Why does this happen? Probably due to a number of factors, all of which are fixable, though not necessarily easily.
Here are a number of reasons why your applicant pool might suck, and what you can do about them.
Your website is outdated, or nonexistent. The first thing a good candidate will do before applying for a position is Google the company. They’re going to look at your website. If that website looks like it was built on Geocities in 2001 and hasn’t been updated since, they’re going to lose interest. Update your website. Your written content, your images, your company who’s who – make sure it’s all shiny, new and up to date.
No social media presence or a bad social media presence. While this might depend on your industry, in many cases a lack of social media presence is the killer of candidate interest. After they look at your company website and your Glassdoor profile, if you have one, they are going to look at your Facebook, Twitter, Instagram, etc. Make sure these are active and well managed. Equally bad as no presence is an inactive page. If your last tweet was in 2012, consider taking down the account.
Confusing job description. Just like you don’t want to have to read between the lines of a resume, the job seeker doesn’t want to have to decipher the job description as though it’s some kind of code. Be clear about what the position is and what the required skills and qualifications are.

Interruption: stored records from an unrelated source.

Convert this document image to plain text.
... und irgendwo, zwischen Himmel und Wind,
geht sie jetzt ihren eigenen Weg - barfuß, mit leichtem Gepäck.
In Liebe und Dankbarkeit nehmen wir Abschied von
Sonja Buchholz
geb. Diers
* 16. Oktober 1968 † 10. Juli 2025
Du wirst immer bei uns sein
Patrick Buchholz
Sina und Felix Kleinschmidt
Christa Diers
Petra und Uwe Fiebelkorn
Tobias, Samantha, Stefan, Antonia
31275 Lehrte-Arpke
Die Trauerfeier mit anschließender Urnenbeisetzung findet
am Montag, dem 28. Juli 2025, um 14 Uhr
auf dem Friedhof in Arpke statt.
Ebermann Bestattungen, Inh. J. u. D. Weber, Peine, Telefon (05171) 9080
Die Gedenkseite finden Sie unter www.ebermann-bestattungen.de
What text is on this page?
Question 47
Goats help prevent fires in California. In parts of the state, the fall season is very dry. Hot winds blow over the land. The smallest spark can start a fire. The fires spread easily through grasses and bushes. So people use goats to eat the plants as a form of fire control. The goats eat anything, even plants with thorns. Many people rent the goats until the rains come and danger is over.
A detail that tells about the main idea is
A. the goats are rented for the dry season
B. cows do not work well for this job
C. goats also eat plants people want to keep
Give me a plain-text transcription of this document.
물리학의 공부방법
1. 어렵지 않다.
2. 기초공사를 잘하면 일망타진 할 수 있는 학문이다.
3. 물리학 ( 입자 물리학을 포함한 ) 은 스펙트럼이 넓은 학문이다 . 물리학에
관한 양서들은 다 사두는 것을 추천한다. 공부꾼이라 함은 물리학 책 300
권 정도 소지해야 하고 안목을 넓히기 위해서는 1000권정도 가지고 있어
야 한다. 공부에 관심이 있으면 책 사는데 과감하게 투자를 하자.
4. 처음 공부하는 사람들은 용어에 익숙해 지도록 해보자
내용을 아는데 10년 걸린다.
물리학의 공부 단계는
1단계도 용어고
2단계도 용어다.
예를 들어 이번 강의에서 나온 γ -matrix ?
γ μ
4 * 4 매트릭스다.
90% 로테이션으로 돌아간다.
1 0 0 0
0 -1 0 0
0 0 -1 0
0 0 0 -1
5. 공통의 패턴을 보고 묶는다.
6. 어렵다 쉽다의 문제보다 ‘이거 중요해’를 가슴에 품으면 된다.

Offputting job description. Other things that might turn candidates off include an unrealistic list of credentials, or language that is demanding rather than friendly – ie. “The successful candidate will be required to…” vs. “The successful candidate will have the opportunity to….” Read your job description and ask yourself if you would want that job.
Bad employee/past candidate experience. I was once interviewed by a company that told me I was hired and then I never heard from them again. I sent a couple of follow up emails then, rather than become a stalker, let it go. But I started telling anyone who thought about applying there not to, because that’s totally rude. Make sure to treat your applicants professionally and courteously at every stage. The same, of course, goes for your employees. Treat them badly and they will tell their friends.
Here’s the thing: you don’t want just any candidates, you want top talent. And top talent has its choice of where to work. So, you have to appeal to them as an employer. If you don’t, you’ll wind up with bad candidates. And nobody wants that.